海珊瑚微揚起容顏,任冰冷的雪花落上自己的眉眼。好涼呢。她探出手,接住一瓣雪花,笑吟吟地欣賞著那晶瑩剔透。
隨著白雪紛飛,風勁似乎也察覺到異樣,稍稍抬眸。
他看見她了!海珊瑚的心跳著,玉指略略緊張地捲縮,嬌美的下頷揚起,迎向他銳利有神的眼光。
是她的錯覺嗎?還是他總是冷靜的俊臉果真抽動了一下?他似乎很驚訝,而訝異過後,是一片怔忡的空白。
他被她嚇著了嗎?她甜甜地、愉悅地微笑了,藕臂高舉,美麗的衣袖霎時如蝴蝶展翅,然後,她踮起腳尖,輕盈優雅地旋轉一圈,與漫天飛雪共舞。
我好看嗎?她停下來,用清澈的眼神俏皮地問他。
他自然沒有回答。
她也不等他回答,朝他眨了眨眼後,便翩然旋身,宛若彩蝶,飛逸而去。
她不曉得,在她離去後片刻,風勁便找了個借口,迫不及待地衝出議事廳。
「公主呢?」他問守門的侍衛。
「公主回鳳凰宮了。」侍衛回道,「她吩咐我將這個交給您。」
風勁接過一方繫著彩繩的小布袋,袋了裡裝著某種物事。
是什麼呢?他微微困惑,幾乎想立刻拆開,但終究還是忍住了,將布袋揣入懷裡,直到進偏殿的御書房,他才拉開細繩。
一股清香撲鼻而來,他蹙眉,取出一隻繡工精細的香囊。
寶藍色的香囊上,繡著一隻振翅高飛的鷹隼,器宇軒昂,姿態高傲--這是他們風反的族徽啊,是霓兒親手繡的嗎?

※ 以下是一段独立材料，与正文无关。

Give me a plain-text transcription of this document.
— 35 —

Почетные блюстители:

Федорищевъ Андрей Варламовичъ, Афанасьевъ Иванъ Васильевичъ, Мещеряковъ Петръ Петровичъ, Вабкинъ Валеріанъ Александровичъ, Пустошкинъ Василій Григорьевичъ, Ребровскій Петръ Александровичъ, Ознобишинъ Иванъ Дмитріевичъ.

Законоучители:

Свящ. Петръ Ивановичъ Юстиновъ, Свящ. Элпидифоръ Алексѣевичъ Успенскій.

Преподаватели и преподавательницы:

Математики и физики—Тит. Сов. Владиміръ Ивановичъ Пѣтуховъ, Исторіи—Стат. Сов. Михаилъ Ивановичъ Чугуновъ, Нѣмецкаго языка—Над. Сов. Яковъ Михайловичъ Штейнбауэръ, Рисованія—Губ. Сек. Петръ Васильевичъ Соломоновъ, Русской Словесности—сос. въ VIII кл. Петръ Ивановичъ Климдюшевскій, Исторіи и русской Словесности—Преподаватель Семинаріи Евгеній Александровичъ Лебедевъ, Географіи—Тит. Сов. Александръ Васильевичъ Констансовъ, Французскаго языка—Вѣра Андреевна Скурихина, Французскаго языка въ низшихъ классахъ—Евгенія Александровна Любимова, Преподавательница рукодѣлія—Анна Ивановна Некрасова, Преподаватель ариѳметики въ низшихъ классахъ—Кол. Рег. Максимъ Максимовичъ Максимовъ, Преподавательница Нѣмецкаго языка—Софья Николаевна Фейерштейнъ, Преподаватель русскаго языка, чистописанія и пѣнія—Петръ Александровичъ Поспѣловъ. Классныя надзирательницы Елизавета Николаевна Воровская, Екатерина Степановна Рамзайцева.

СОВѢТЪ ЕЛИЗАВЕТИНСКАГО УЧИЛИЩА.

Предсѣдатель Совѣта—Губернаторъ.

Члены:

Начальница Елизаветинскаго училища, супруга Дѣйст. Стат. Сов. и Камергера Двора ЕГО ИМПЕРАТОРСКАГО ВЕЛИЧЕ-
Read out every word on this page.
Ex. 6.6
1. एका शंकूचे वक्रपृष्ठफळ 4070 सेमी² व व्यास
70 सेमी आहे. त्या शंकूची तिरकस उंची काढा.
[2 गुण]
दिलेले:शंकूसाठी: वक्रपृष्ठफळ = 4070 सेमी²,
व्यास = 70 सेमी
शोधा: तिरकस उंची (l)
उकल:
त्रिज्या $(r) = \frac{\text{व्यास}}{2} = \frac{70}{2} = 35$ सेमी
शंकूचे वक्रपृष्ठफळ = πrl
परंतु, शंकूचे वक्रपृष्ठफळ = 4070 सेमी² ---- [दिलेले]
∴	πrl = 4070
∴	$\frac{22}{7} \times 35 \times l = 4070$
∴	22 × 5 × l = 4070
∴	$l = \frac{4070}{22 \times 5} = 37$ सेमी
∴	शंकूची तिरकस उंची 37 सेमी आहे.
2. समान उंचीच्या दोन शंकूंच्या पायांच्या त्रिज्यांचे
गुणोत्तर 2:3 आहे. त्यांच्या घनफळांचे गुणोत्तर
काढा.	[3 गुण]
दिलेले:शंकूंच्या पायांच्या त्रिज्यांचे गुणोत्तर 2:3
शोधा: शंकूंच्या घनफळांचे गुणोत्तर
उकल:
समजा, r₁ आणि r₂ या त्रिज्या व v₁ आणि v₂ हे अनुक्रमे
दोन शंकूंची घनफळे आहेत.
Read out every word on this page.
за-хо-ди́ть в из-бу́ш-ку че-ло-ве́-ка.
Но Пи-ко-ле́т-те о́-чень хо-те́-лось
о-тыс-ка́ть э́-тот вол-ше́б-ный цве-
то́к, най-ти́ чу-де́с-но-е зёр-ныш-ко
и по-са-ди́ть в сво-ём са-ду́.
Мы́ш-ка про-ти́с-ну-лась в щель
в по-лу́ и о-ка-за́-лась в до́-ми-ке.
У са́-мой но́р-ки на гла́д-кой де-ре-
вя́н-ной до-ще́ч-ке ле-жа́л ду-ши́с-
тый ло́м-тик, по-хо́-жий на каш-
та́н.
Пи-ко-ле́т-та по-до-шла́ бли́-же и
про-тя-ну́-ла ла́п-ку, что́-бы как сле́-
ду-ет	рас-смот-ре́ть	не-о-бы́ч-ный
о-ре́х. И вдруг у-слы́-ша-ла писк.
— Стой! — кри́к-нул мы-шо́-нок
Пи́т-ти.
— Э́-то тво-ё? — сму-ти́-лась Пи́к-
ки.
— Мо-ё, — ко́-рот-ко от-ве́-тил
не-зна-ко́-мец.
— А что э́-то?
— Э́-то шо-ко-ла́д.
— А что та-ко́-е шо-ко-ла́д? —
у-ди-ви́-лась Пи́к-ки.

風勁握著香囊,來回端詳,從前的她最不喜歡做這些女紅了,他實在難以置信這鷹隼會是她親手繡的;還有這熏香--他將香囊湊近鼻端,深深一嗅。這味道好生奇怪啊,極端淡雅之中卻又有股說不出的濃郁,似清淡的風,也像澎湃的海。